Published on 6th Apr, Edition 14, 2015


Gone are the days when imparting education was considered an Ibadat, now it is a billion dollar industry in Pakistan. While many complaint about high cost of education, they actually support those who rip them in the name of education. Be it a small school, a chain of schools or private university the sole motive is money minting. It may not be out of context to say many of the leading school chains, prefer to establish their ‘outlets’ in or near Katchi Abadis that they are working for the welfare of poor. However, it is too obvious that these entities cater to the needs of elites and this fact becomes evident if one looks at the fees charged.

The irony is that the owners are fully supported in this endeavor by the government, which allots plots at dirt cheap prices and on top of that also gives those millions of rupees as grant annually.
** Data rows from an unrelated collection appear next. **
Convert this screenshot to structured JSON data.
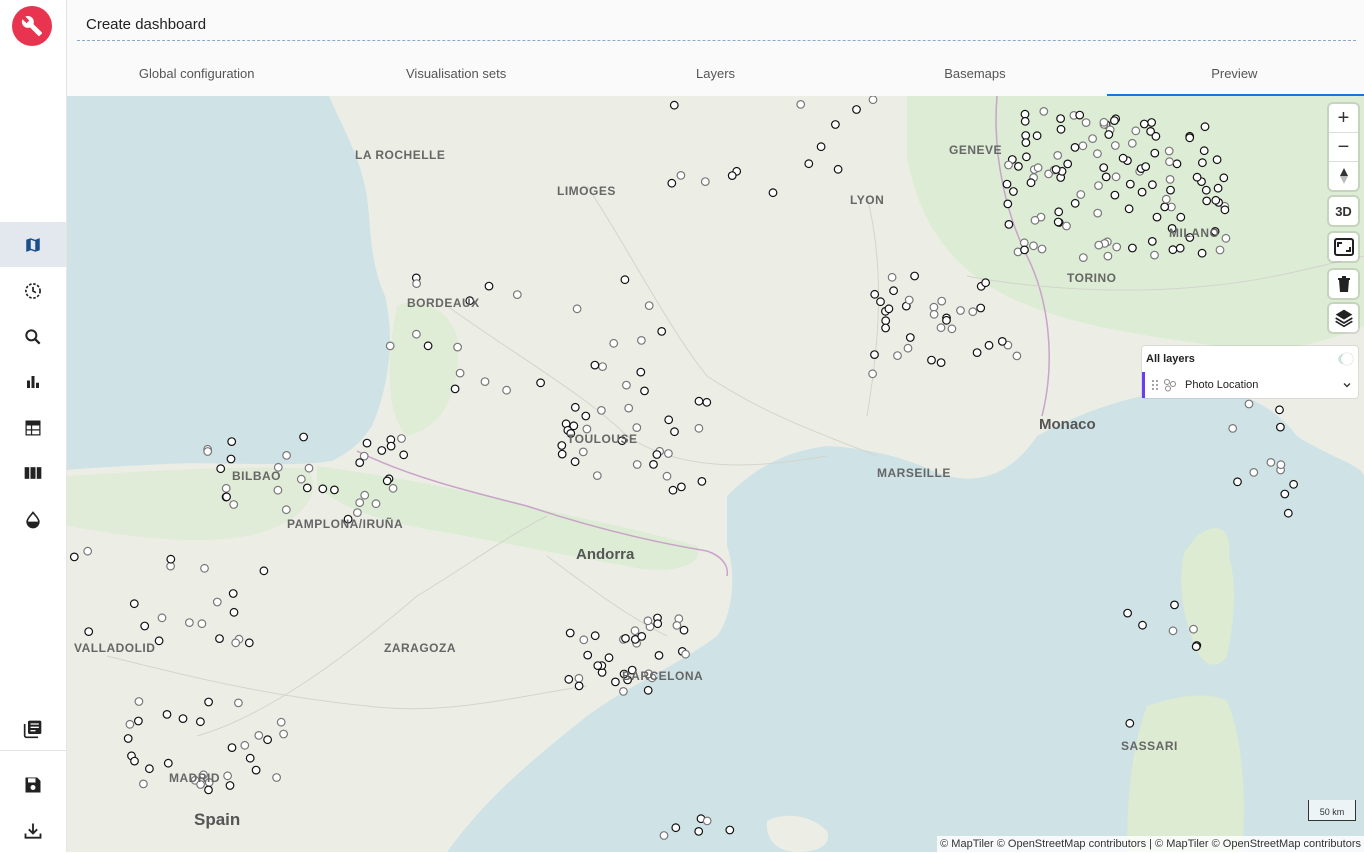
{
  "app": {
    "title": "Create dashboard"
  },
  "tabs": [
    {
      "label": "Global configuration",
      "active": false
    },
    {
      "label": "Visualisation sets",
      "active": false
    },
    {
      "label": "Layers",
      "active": false
    },
    {
      "label": "Basemaps",
      "active": false
    },
    {
      "label": "Preview",
      "active": true
    }
  ],
  "sidebar": {
    "items": [
      {
        "icon": "map-icon",
        "active": true
      },
      {
        "icon": "history-icon"
      },
      {
        "icon": "search-icon"
      },
      {
        "icon": "bar-chart-icon"
      },
      {
        "icon": "table-icon"
      },
      {
        "icon": "columns-icon"
      },
      {
        "icon": "drop-icon"
      }
    ],
    "bottom": [
      {
        "icon": "library-icon"
      },
      {
        "icon": "save-icon"
      },
      {
        "icon": "download-icon"
      }
    ],
    "accent": "#e8344e"
  },
  "map": {
    "controls": {
      "zoom_in": "+",
      "zoom_out": "−",
      "three_d": "3D"
    },
    "layers_panel": {
      "title": "All layers",
      "layers": [
        {
          "name": "Photo Location",
          "color": "#6b3df2"
        }
      ]
    },
    "scale_label": "50 km",
    "attribution": "© MapTiler © OpenStreetMap contributors | © MapTiler © OpenStreetMap contributors",
    "places": [
      {
        "name": "LA ROCHELLE",
        "kind": "city"
      },
      {
        "name": "LIMOGES",
        "kind": "city"
      },
      {
        "name": "GENEVE",
        "kind": "city"
      },
      {
        "name": "LYON",
        "kind": "city"
      },
      {
        "name": "MILANO",
        "kind": "city"
      },
      {
        "name": "TORINO",
        "kind": "city"
      },
      {
        "name": "BORDEAUX",
        "kind": "city"
      },
      {
        "name": "TOULOUSE",
        "kind": "city"
      },
      {
        "name": "MARSEILLE",
        "kind": "city"
      },
      {
        "name": "Monaco",
        "kind": "country"
      },
      {
        "name": "BILBAO",
        "kind": "city"
      },
      {
        "name": "PAMPLONA/IRUÑA",
        "kind": "city"
      },
      {
        "name": "Andorra",
        "kind": "country"
      },
      {
        "name": "VALLADOLID",
        "kind": "city"
      },
      {
        "name": "ZARAGOZA",
        "kind": "city"
      },
      {
        "name": "BARCELONA",
        "kind": "city"
      },
      {
        "name": "SASSARI",
        "kind": "city"
      },
      {
        "name": "MADRID",
        "kind": "city"
      },
      {
        "name": "Spain",
        "kind": "country"
      }
    ],
    "colors": {
      "sea": "#cfe3e6",
      "land": "#eceee6",
      "green": "#dcebd2",
      "border": "#c9a3c8"
    }
  }
}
These entities often succeed getting grants from overseas donors, supporting the cause of education in less developed countries, Pakistan is included among those. Those schools which fail in soliciting such grants establish Marriage Gardens on the premises and earn millions of rupees monthly. Despite earning huge amount, the owners of schools charge colossal fees and exploit teachers, as they are paid low remuneration.

Parents of a student going to a famous chain of school following Cambridge System showed the fees voucher. The important points to be noted are: 1) it was for two months, 2) it included Rs1,000 a technology fee and 3) utility charges of around Rs400 (being generator charges). The point to be noted is that in this particular branch the number of students is around 1,500. One completely fails to understand if a fabulous per month fee is charged, why the parents should be made to pay technology and utility charges. When parents were asked, if they had ever noticed such charges earlier the reply was in negative. They confessed that since they want their child to study in this particular school, they have to remain quiet because other parents are not ready to raise their voice.

Parents of another student of a Cambridge, A level student, showed the fees voucher that was for three months that included 1) Lab Fee of Rs6,000 and 2) Sports and co-curricular charges of Rs3,000. Interestingly this girl is a student of Commerce Group which does not require any laboratory for conducting practices and the school is established in a bungalow where hardly exist any facilities for sports.


Enhancement of income

Teachers have also found a solution for enhancing their income. Most of them join Tuitions Centres. While they pay least attention to their students in the schools they work hard and are able to earn fabulous amounts. Most of these education centres are owned and financed by those who have money and hire services of these teachers on percentage basis. The teachers get from 25 to 75 percent of the total amount collected from their specific students group depending on their good will. These Centres boast that a large percentage of their students attain A or A plus, which helps in attracting even larger number of entrants. A recent visit to an ‘O’ level class of a famous school indicated that at the most it takes 25 students in a section. As against this the number of students attending class of one of the most popular teachers of a famous Centre was as high as 75.

A further probe indicated that this particular teacher has earned the name because the students like his way of teach and command on the subject. Even bigger revelation was that his services were terminated by the owners of a famous chain of schools, simply because of asking for a ‘corresponding remuneration’. One may say that it is a case out of hundreds but no one can deny the fact that even the highest paid teachers of the best schools join such tuition centres, because students as well as parents of many of the schools are not happy with the quality of education imparted by the respective schools. It may also be said that these teachers have realized that remaining associated with a famous chain is necessary to earn a name that can be encashed later in the life.

Responsibility of a government

In any decent society imparting basic education is the responsibility of governments. First there exist a few schools in Pakistan, mainly because the government spends less than 3% of annual budget on education. Second, there are huge numbers of ghost teachers and above all 3) even huge percentage of the budgeted amounts are pocketed by the staff of ministries and institutions and never spent on improving infrastructure or quality of teachers.

Only the elected representatives and policy makers can be held responsible for the dismal situation. Elected representatives and policy planners are least bothered about the quality of education imparted in the country because they have filthy money to send their children to the most expensive local and foreign educational institutions.

According to an expert and philanthropist rulers don’t wish to promote education/literacy in the country. They still follow the legacy of British Raj, which introduced two separate systems, one for the elites and other for the common people. This was based on the objective of maintaining the class difference. Though, Pakistan attained independence in 1947 the legacy of British Raj is still being followed.